David estudió al agente Hawley, que volvía su inexpresivo rostro de un lado a otro, inspeccionando el pasillo. A juzgar por su acento, definitivamente no era de Nueva York. Parecía un granjero de Oklahoma que hubiera aprendido aptitudes conversacionales en el Cuerpo de Marines. David se preguntó por qué este circunspecto agente del FBI estaba tan interesado en el asesinato de un físico retirado. Volvió a sentir una punzada en el estómago.

Como si hubiera notado su incomodidad, el agente Hawley le preguntó a Rodríguez mientras señalaba a David.

—¿Quién es este tipo? ¿Qué está haciendo aquí?

El detective se encogió de hombros.

—Kleinman preguntó por él. Su nombre es David Swift. Acaban de hablar y…

—¡Será hijo de puta! ¿Ha dejado que este tipo hablara con Kleinman?

David frunció el ceño. Ese agente era un auténtico gilipollas.

—Sólo intentaba ayudar —dijo—. Si se hubiera callado un minuto, el detective se lo habría explicado.

Hawley se volvió de golpe hacia David. Entornó los ojos y avanzó hacia él.

—¿Es usted físico, señor Swift?

El agente se acercó a David, pero éste mantuvo su tono de voz firme.

—No, soy historiador. Y, si no le importa, doctor Swift.

Mientras Hawley se lo quedaba mirando fijamente, regresó el agente que había ido a la sala de urgencias, se acercó sigilosamente a su compañero y le susurró algo en el oído. Durante una fracción de segundo los labios de Hawley se tensaron e hicieron una ligera mueca. Luego su rostro volvió a ser inexpresivo y severo.

—Kleinman ha muerto, señor Swift, lo cual quiere decir que usted vendrá con nosotros.

A David casi se le escapa la risa.

—¿Ir con ustedes? No lo creo.

Pero, antes de que las últimas palabras salieran de su boca, el tercer agente del FBI se le acercó por detrás, le colocó las manos en la espalda y le puso unas esposas alrededor de las muñecas. La Super Soaker cayó al suelo.

—¿Se puede saber qué narices está haciendo? —gritó David—. ¿Me está arrestando?
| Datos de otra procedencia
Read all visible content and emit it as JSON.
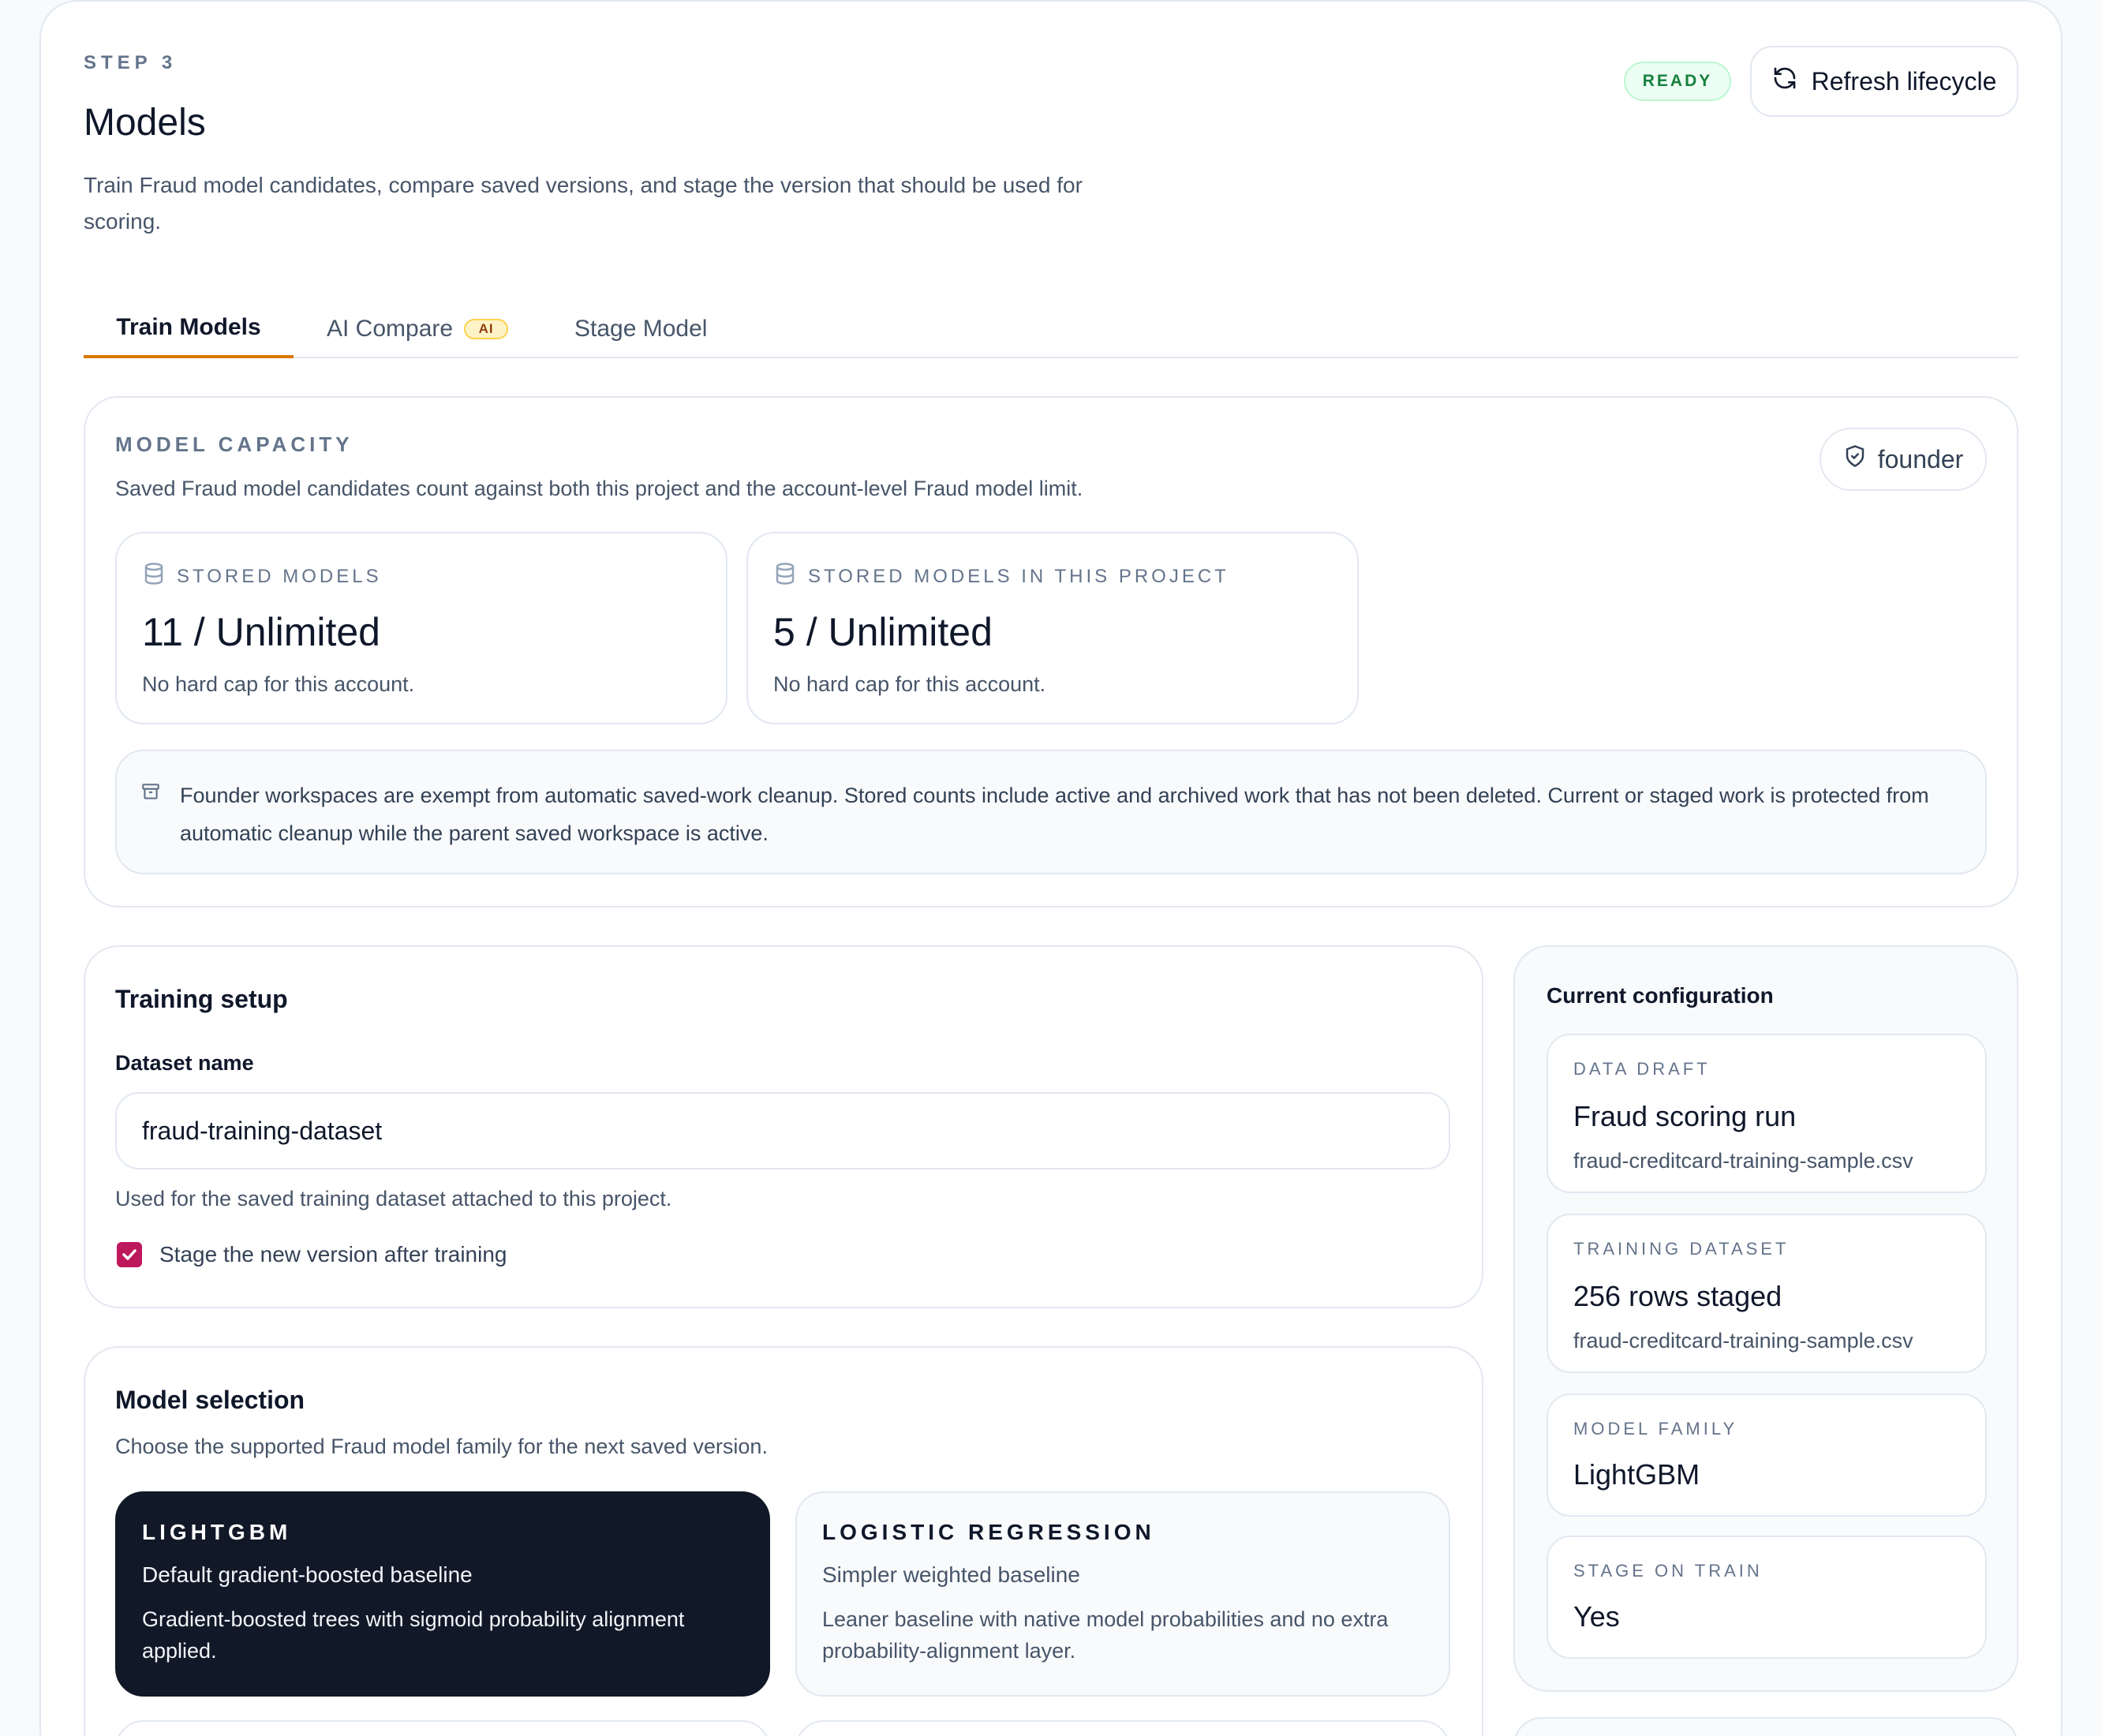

Hawley no se molestó en contestar. Cogió a David por el brazo, justo por encima del codo, y le dio la vuelta. El agente que lo había esposado recogió la Super Soaker, sosteniéndola a cierta distancia, como si se tratara de una arma de verdad. Los tres agentes del FBI escoltaron a David por el pasillo, moviéndose con rapidez por entre los estupefactos médicos y enfermeras. David miró por encima del hombro al detective Rodríguez y a los dos policías, pero los agentes se limitaron a quedarse de pie sin hacer nada.

Uno de los agentes se adelantó y abrió una puerta que daba a una escalera. David estaba demasiado asustado para protestar. Mientras bajaban a toda prisa la escalera en dirección a la salida de emergencia recordó algo que el profesor Kleinman le había dicho unos minutos antes. Era parte de una cita famosa de J. Robert Oppenheimer, otro gran físico que había trabajado con Einstein. Las palabras no habían dejado de dar vueltas en la cabeza de Oppenheimer tras ser testigo de la primera prueba de la bomba atómica.

«Ahora me he convertido en la Muerte, destructora de mundos».